Category Archives: Nonfiction

168E: Non-fiction book on making wooden toys

I am looking for a non-fiction book that I took out in the 1990s. Last week I contacted my old junior high in hopes that they still might have it, since there were encyclopedias there from the 60s and 70s when I went there…who knows how long old books languish in the stacks.

1. Woodworking book with fun and simple projects

2. All the information I can remember about the book and what I tried is here: This is what I remember:

    • Black and white photographs, line drawings for the patterns

 

    • Cover was blue with black and white photographs

 

    • It seems it would have been published in the 1960s or 1970s

 

    • It was not exclusively aimed at young people

 

  • The projects included a castle, castle residents (I traced these onto balsa wood :-)), a catapult, a siege tower, a modern bungalow dollhouse, wooden boxes with a combination lock, possibly a puzzle or two like a tanagram, an elephant with a mahout. The projects were pretty unique and charming

I started my search on Alibris and ABE, but I fear that the title was something generic like “Making Wooden Toys” (of course!) or “Wooden Toys You Can Make”. I went to World Cat to narrow it by year and got a decent list of titles, but looking them up on Google gives me results that I don’t remember and that don’t sound like the book. Or, sellers have not provided a photo of the book. Woe! I can tell you that the book is:

    • Not part of a series or published by a sponsor (Dover, Time-Life, WOOD etc)

 

    • Not by Richard Blizzard

 

  • Not More Wooden Toys That You Can Make by WG Alton

Unfortunately I can only find out what book it is *not*. The search is made difficult by the generic title it had, which of course, I can’t remember exactly. Is this enough detail? The book was in English, and I read it in Canada, which means that the publisher could have been American or British.

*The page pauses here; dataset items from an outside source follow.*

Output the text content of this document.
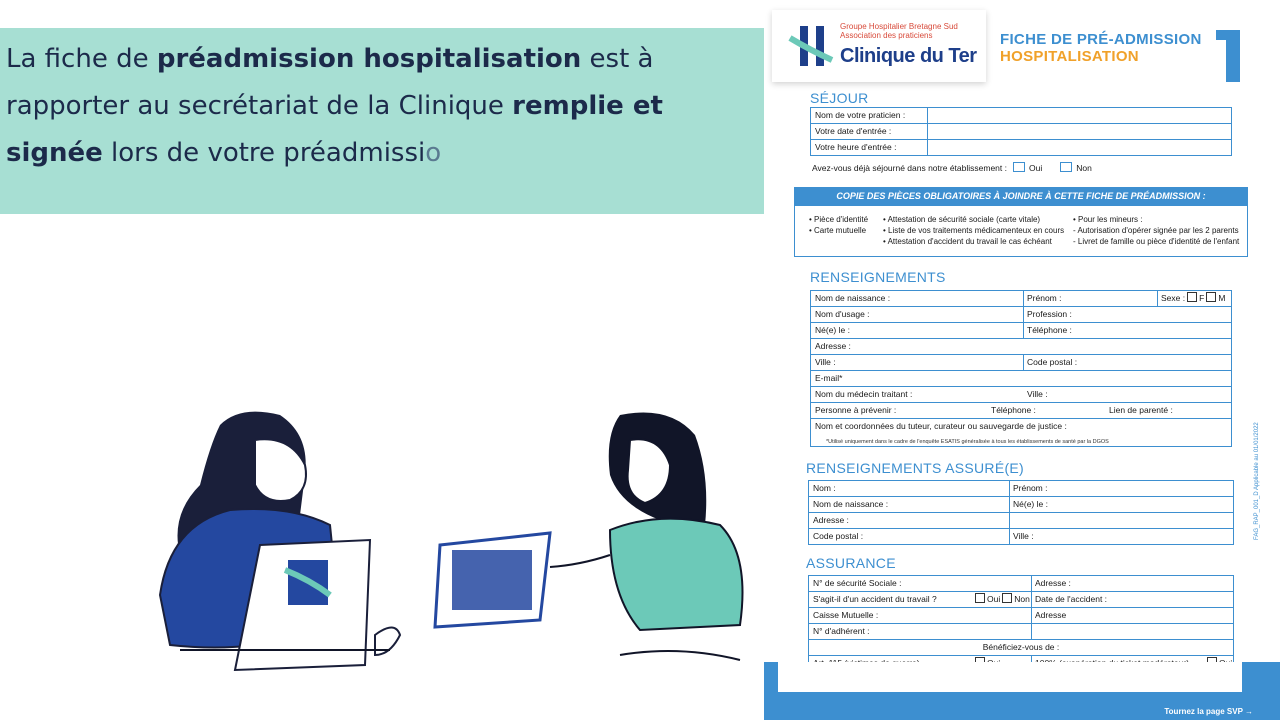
La fiche de préadmission hospitalisation est à rapporter au secrétariat de la Clinique remplie et signée lors de votre préadmissio
Groupe Hospitalier Bretagne Sud
Association des praticiens
Clinique du Ter
FICHE DE PRÉ-ADMISSION
HOSPITALISATION
SÉJOUR
Nom de votre praticien :
Votre date d'entrée :
Votre heure d'entrée :
Avez-vous déjà séjourné dans notre établissement :	Oui	Non
COPIE DES PIÈCES OBLIGATOIRES À JOINDRE À CETTE FICHE DE PRÉADMISSION :
• Pièce d'identité
• Carte mutuelle
• Attestation de sécurité sociale (carte vitale)
• Liste de vos traitements médicamenteux en cours
• Attestation d'accident du travail le cas échéant
• Pour les mineurs :
- Autorisation d'opérer signée par les 2 parents
- Livret de famille ou pièce d'identité de l'enfant
RENSEIGNEMENTS
Nom de naissance :	Prénom :	Sexe : F M
Nom d'usage :	Profession :
Né(e) le :	Téléphone :
Adresse :
Ville :	Code postal :
E-mail*
Nom du médecin traitant :	Ville :
Personne à prévenir :	Téléphone :	Lien de parenté :
Nom et coordonnées du tuteur, curateur ou sauvegarde de justice :
*Utilisé uniquement dans le cadre de l'enquête ESATIS généralisée à tous les établissements de santé par la DGOS
RENSEIGNEMENTS ASSURÉ(E)
Nom :	Prénom :
Nom de naissance :	Né(e) le :
Adresse :
Code postal :	Ville :
ASSURANCE
N° de sécurité Sociale :	Adresse :
S'agit-il d'un accident du travail ?	Oui Non Date de l'accident :
Caisse Mutuelle :	Adresse
N° d'adhérent :
Bénéficiez-vous de :
FAG_RAP_001_D Applicable au 01/01/2022
Tournez la page SVP →
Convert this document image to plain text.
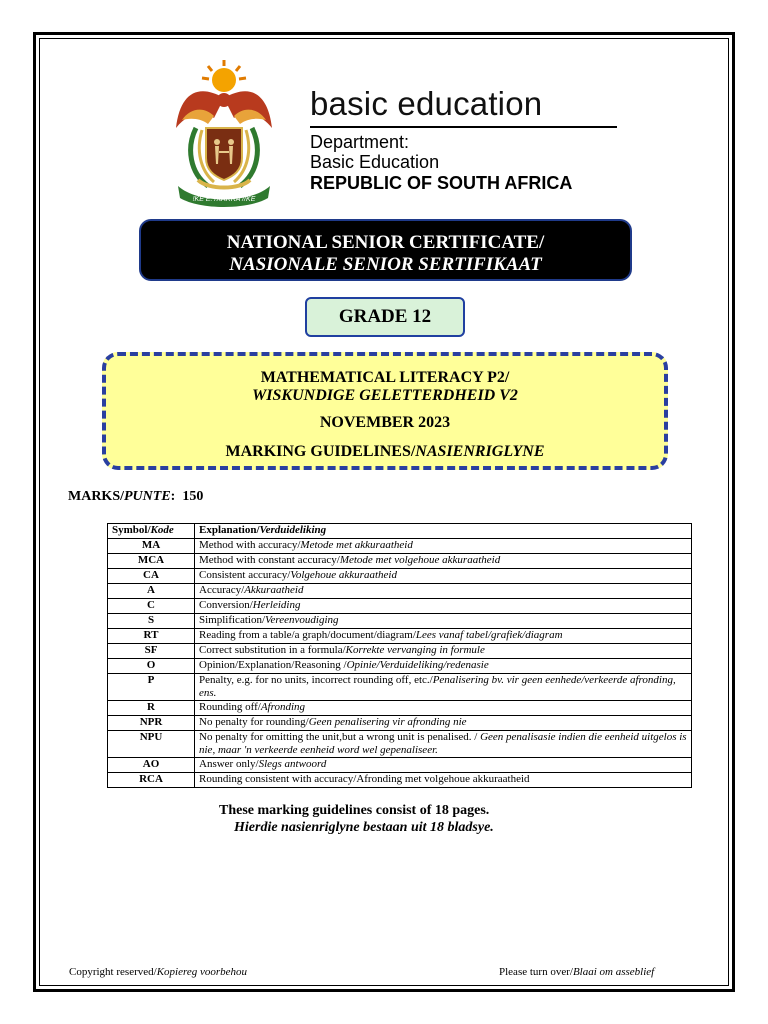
!KE E: /XARRA //KE
basic education
Department:
Basic Education
REPUBLIC OF SOUTH AFRICA
NATIONAL SENIOR CERTIFICATE/
NASIONALE SENIOR SERTIFIKAAT
GRADE 12
MATHEMATICAL LITERACY P2/
WISKUNDIGE GELETTERDHEID V2
NOVEMBER 2023
MARKING GUIDELINES/NASIENRIGLYNE
MARKS/PUNTE:  150
Symbol/Kode	Explanation/Verduideliking
MA	Method with accuracy/Metode met akkuraatheid
MCA	Method with constant accuracy/Metode met volgehoue akkuraatheid
CA	Consistent accuracy/Volgehoue akkuraatheid
A	Accuracy/Akkuraatheid
C	Conversion/Herleiding
S	Simplification/Vereenvoudiging
RT	Reading from a table/a graph/document/diagram/Lees vanaf tabel/grafiek/diagram
SF	Correct substitution in a formula/Korrekte vervanging in formule
O	Opinion/Explanation/Reasoning /Opinie/Verduideliking/redenasie
P	Penalty, e.g. for no units, incorrect rounding off, etc./Penalisering bv. vir geen eenhede/verkeerde afronding, ens.
R	Rounding off/Afronding
NPR	No penalty for rounding/Geen penalisering vir afronding nie
NPU	No penalty for omitting the unit,but a wrong unit is penalised. / Geen penalisasie indien die eenheid uitgelos is nie, maar 'n verkeerde eenheid word wel gepenaliseer.
AO	Answer only/Slegs antwoord
RCA	Rounding consistent with accuracy/Afronding met volgehoue akkuraatheid
These marking guidelines consist of 18 pages.
Hierdie nasienriglyne bestaan uit 18 bladsye.
Copyright reserved/Kopiereg voorbehou	Please turn over/Blaai om asseblief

147B: Heavily Illustrated book of North Ameriacan Wildlife

I am looking for a book that I read in my elementary school library when I was a student in the first half of the 1970’s. It was a heavily illustrated book of North American wildlife. I don’t remember the title or the author, but I have photocopies of several of the drawings. I liked the book enough to make copies of the illustrations, but unfortunately none of the pages have text on them to help identify the book. All the illustrations were full page with a single animal. Given that the image of the grizzly includes a frontiersman/mountain man, I searched for things like Davy Crockett, Hugh Glass, Louis and Clark, etc. without any success.

I also tried a google image search. The image of the grizzly returned 2 hits, one of which was in Japanese.

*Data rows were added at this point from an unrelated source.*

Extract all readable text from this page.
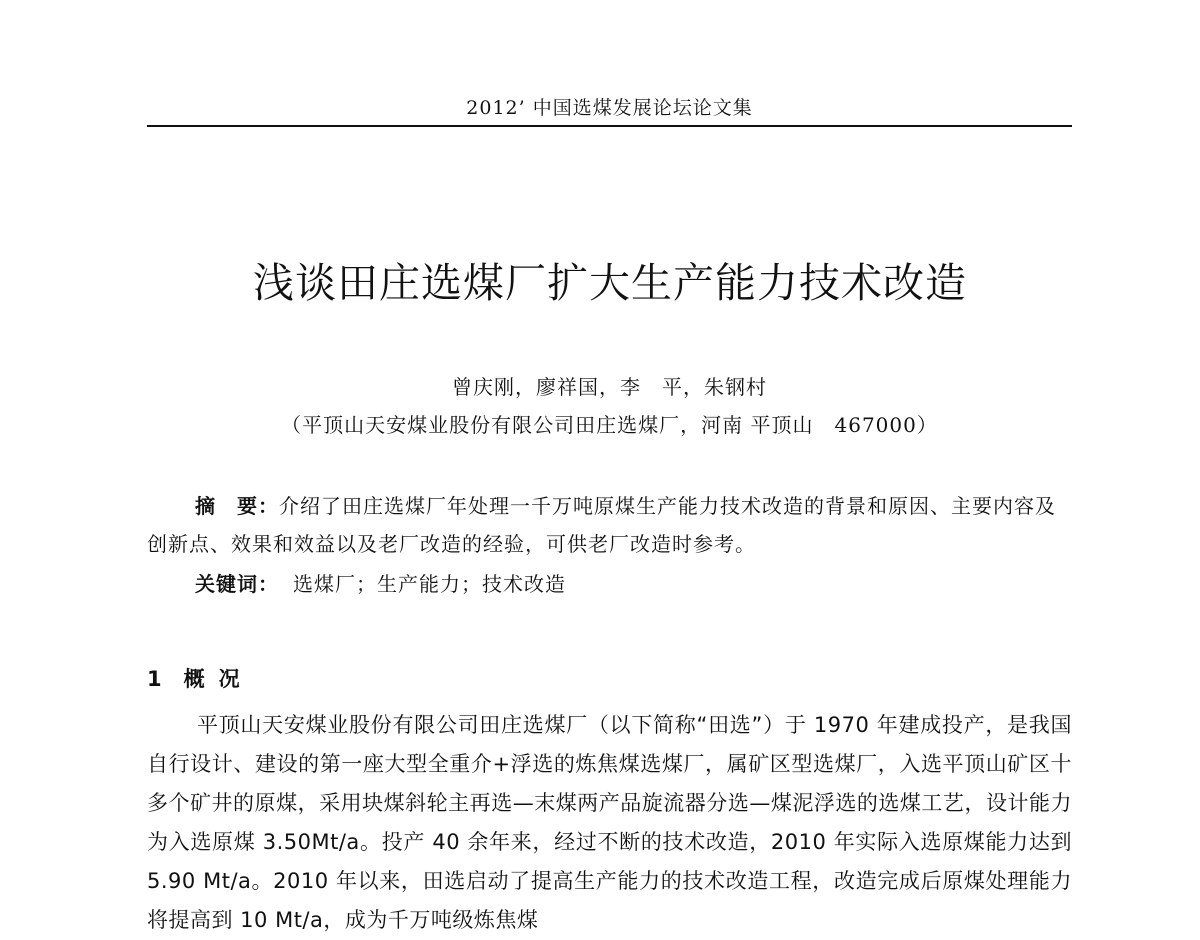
2012’ 中国选煤发展论坛论文集
浅谈田庄选煤厂扩大生产能力技术改造
曾庆刚，廖祥国，李　平，朱钢村
（平顶山天安煤业股份有限公司田庄选煤厂，河南 平顶山　467000）

摘　要：介绍了田庄选煤厂年处理一千万吨原煤生产能力技术改造的背景和原因、主要内容及创新点、效果和效益以及老厂改造的经验，可供老厂改造时参考。

关键词： 选煤厂；生产能力；技术改造
1 概况

平顶山天安煤业股份有限公司田庄选煤厂（以下简称“田选”）于 1970 年建成投产，是我国自行设计、建设的第一座大型全重介+浮选的炼焦煤选煤厂，属矿区型选煤厂，入选平顶山矿区十多个矿井的原煤，采用块煤斜轮主再选—末煤两产品旋流器分选—煤泥浮选的选煤工艺，设计能力为入选原煤 3.50Mt/a。投产 40 余年来，经过不断的技术改造，2010 年实际入选原煤能力达到 5.90 Mt/a。2010 年以来，田选启动了提高生产能力的技术改造工程，改造完成后原煤处理能力将提高到 10 Mt/a，成为千万吨级炼焦煤
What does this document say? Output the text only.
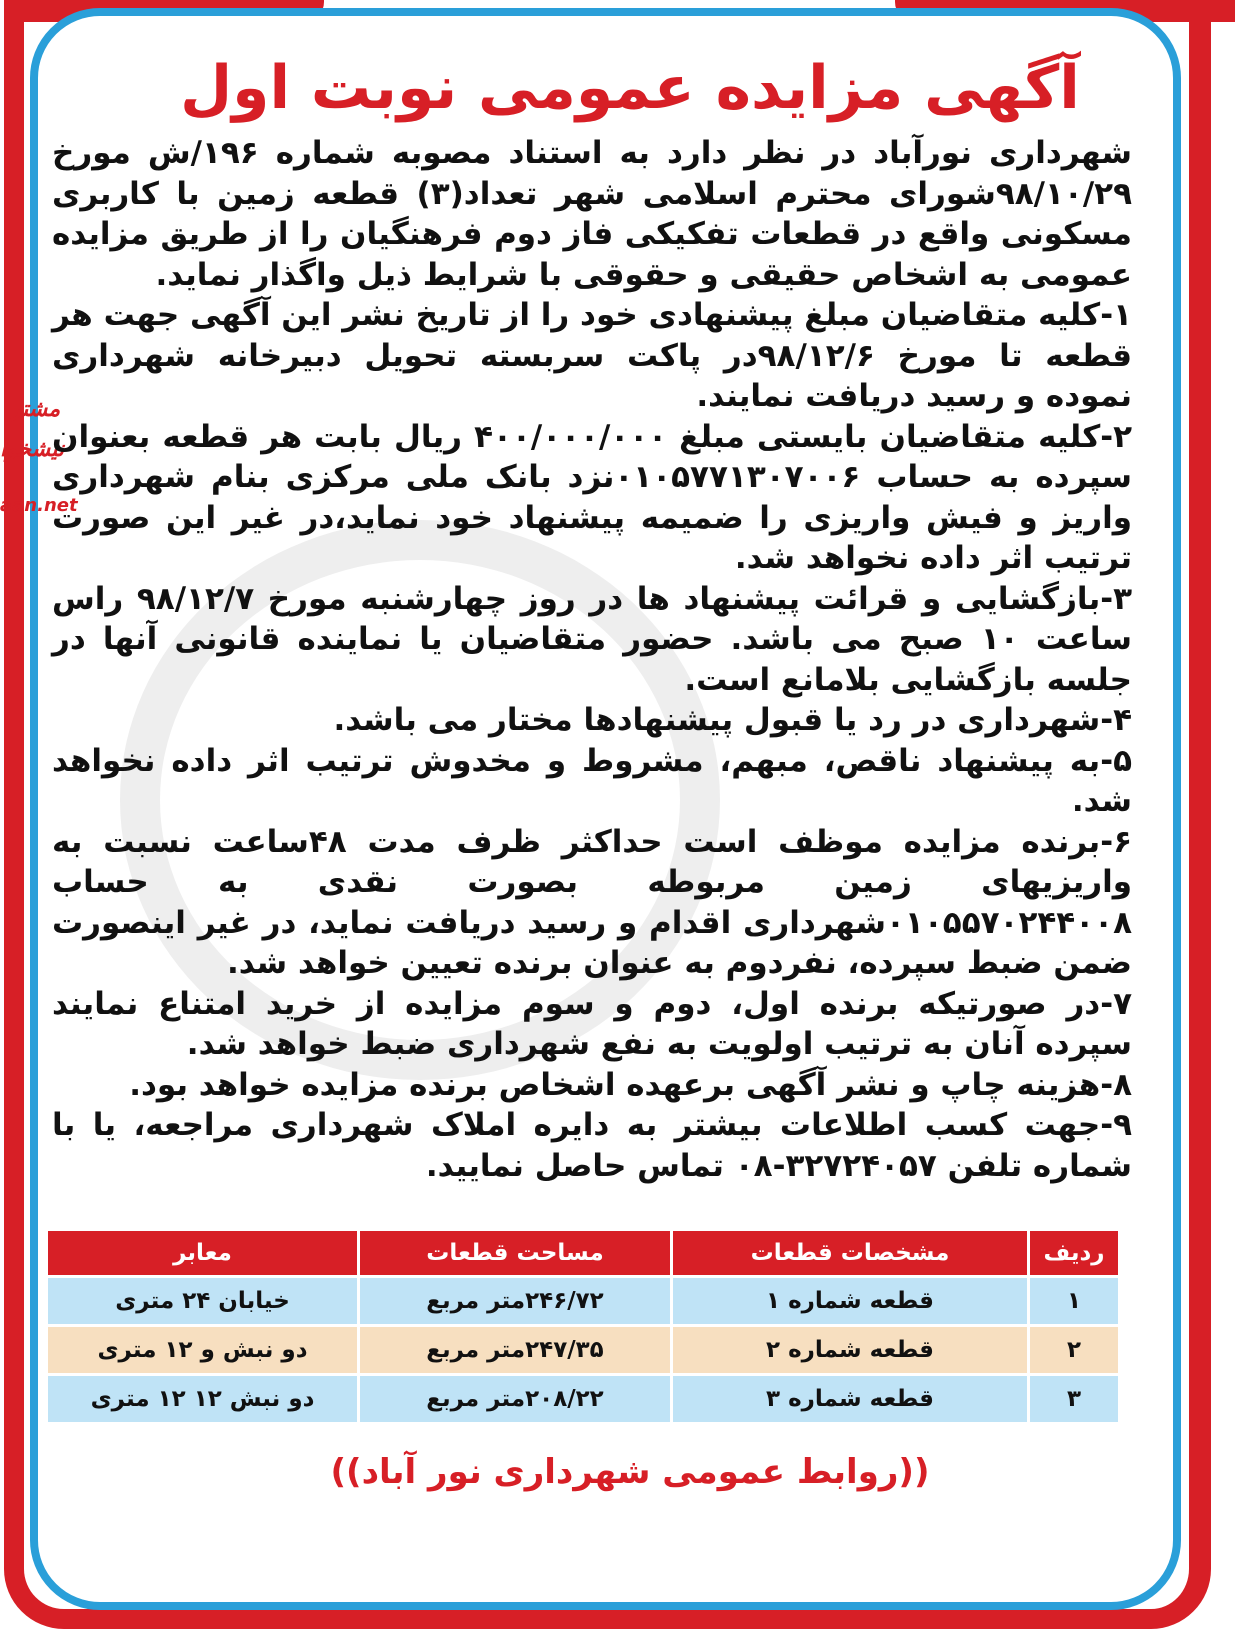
مشتر
نیشخوا
aan.net
آگهی مزایده عمومی نوبت اول

شهرداری نورآباد در نظر دارد به استناد مصوبه شماره ۱۹۶/ش مورخ ۹۸/۱۰/۲۹شورای محترم اسلامی شهر تعداد(۳) قطعه زمین با کاربری مسکونی واقع در قطعات تفکیکی فاز دوم فرهنگیان را از طریق مزایده عمومی به اشخاص حقیقی و حقوقی با شرایط ذیل واگذار نماید.

۱-کلیه متقاضیان مبلغ پیشنهادی خود را از تاریخ نشر این آگهی جهت هر قطعه تا مورخ ۹۸/۱۲/۶در پاکت سربسته تحویل دبیرخانه شهرداری نموده و رسید دریافت نمایند.

۲-کلیه متقاضیان بایستی مبلغ ۴۰۰/۰۰۰/۰۰۰ ریال بابت هر قطعه بعنوان سپرده به حساب ۰۱۰۵۷۷۱۳۰۷۰۰۶نزد بانک ملی مرکزی بنام شهرداری واریز و فیش واریزی را ضمیمه پیشنهاد خود نماید،در غیر این صورت ترتیب اثر داده نخواهد شد.

۳-بازگشایی و قرائت پیشنهاد ها در روز چهارشنبه مورخ ۹۸/۱۲/۷ راس ساعت ۱۰ صبح می باشد. حضور متقاضیان یا نماینده قانونی آنها در جلسه بازگشایی بلامانع است.

۴-شهرداری در رد یا قبول پیشنهادها مختار می باشد.

۵-به پیشنهاد ناقص، مبهم، مشروط و مخدوش ترتیب اثر داده نخواهد شد.

۶-برنده مزایده موظف است حداکثر ظرف مدت ۴۸ساعت نسبت به واریزیهای زمین مربوطه بصورت نقدی به حساب ۰۱۰۵۵۷۰۲۴۴۰۰۸شهرداری اقدام و رسید دریافت نماید، در غیر اینصورت ضمن ضبط سپرده، نفردوم به عنوان برنده تعیین خواهد شد.

۷-در صورتیکه برنده اول، دوم و سوم مزایده از خرید امتناع نمایند سپرده آنان به ترتیب اولویت به نفع شهرداری ضبط خواهد شد.

۸-هزینه چاپ و نشر آگهی برعهده اشخاص برنده مزایده خواهد بود.

۹-جهت کسب اطلاعات بیشتر به دایره املاک شهرداری مراجعه، یا با شماره تلفن ۳۲۷۲۴۰۵۷-۰۸ تماس حاصل نمایید.

ردیف	مشخصات قطعات	مساحت قطعات	معابر
۱	قطعه شماره ۱	۲۴۶/۷۲متر مربع	خیابان ۲۴ متری
۲	قطعه شماره ۲	۲۴۷/۳۵متر مربع	دو نبش و ۱۲ متری
۳	قطعه شماره ۳	۲۰۸/۲۲متر مربع	دو نبش ۱۲ ۱۲ متری
((روابط عمومی شهرداری نور آباد))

Help is greatly appreciated.

145Y: Nonfiction book on racism for preteens

This could easily be post-1990, but not post-2006. It’s a thin hardcover – maybe no more than 60 pages – presumably meant for school libraries. One striking anecdote I remember was about how racism doesn’t have to be taught through words. In it, a white Southern woman, probably born in the 1950s, told how her mother was an impeccable lady and also “quite a racist.” However, the mother never said an unkind word about any person based on that person’s skin color, because “she was too much of a lady for that.” Even so, every time the mother and her daughter went shopping and had to talk to a black cashier or sales employee, the mother used a tone of voice as if she were talking to a silly preschooler. So, wrote the daughter, (not verbatim) “she passed on her racist views to me without a single word being exchanged between us on the subject!”

 

143M: Historical Tales With a Twist

I am looking for a series of books I loved as a small child around 1982-83.  Each book dealt with the story of a historic figure such as George Washington who was depicted in a happy child-like cartoon format.  Each book also had a central theme such as honesty, courage, etc.  The main character would be faced with a problem taken from their actual life and during the problem an inanimate object (in the case of Nelly Bly it was her pen) would come to life and help them get through the problem using the theme word of courage, honesty, etc.  At the end of the story was a small biography of the person.  The books were in a large picture-book format with hard white covers with pictures of the character on the front.  I have no idea if all the books had the same author though I believe they al had the same illustrator.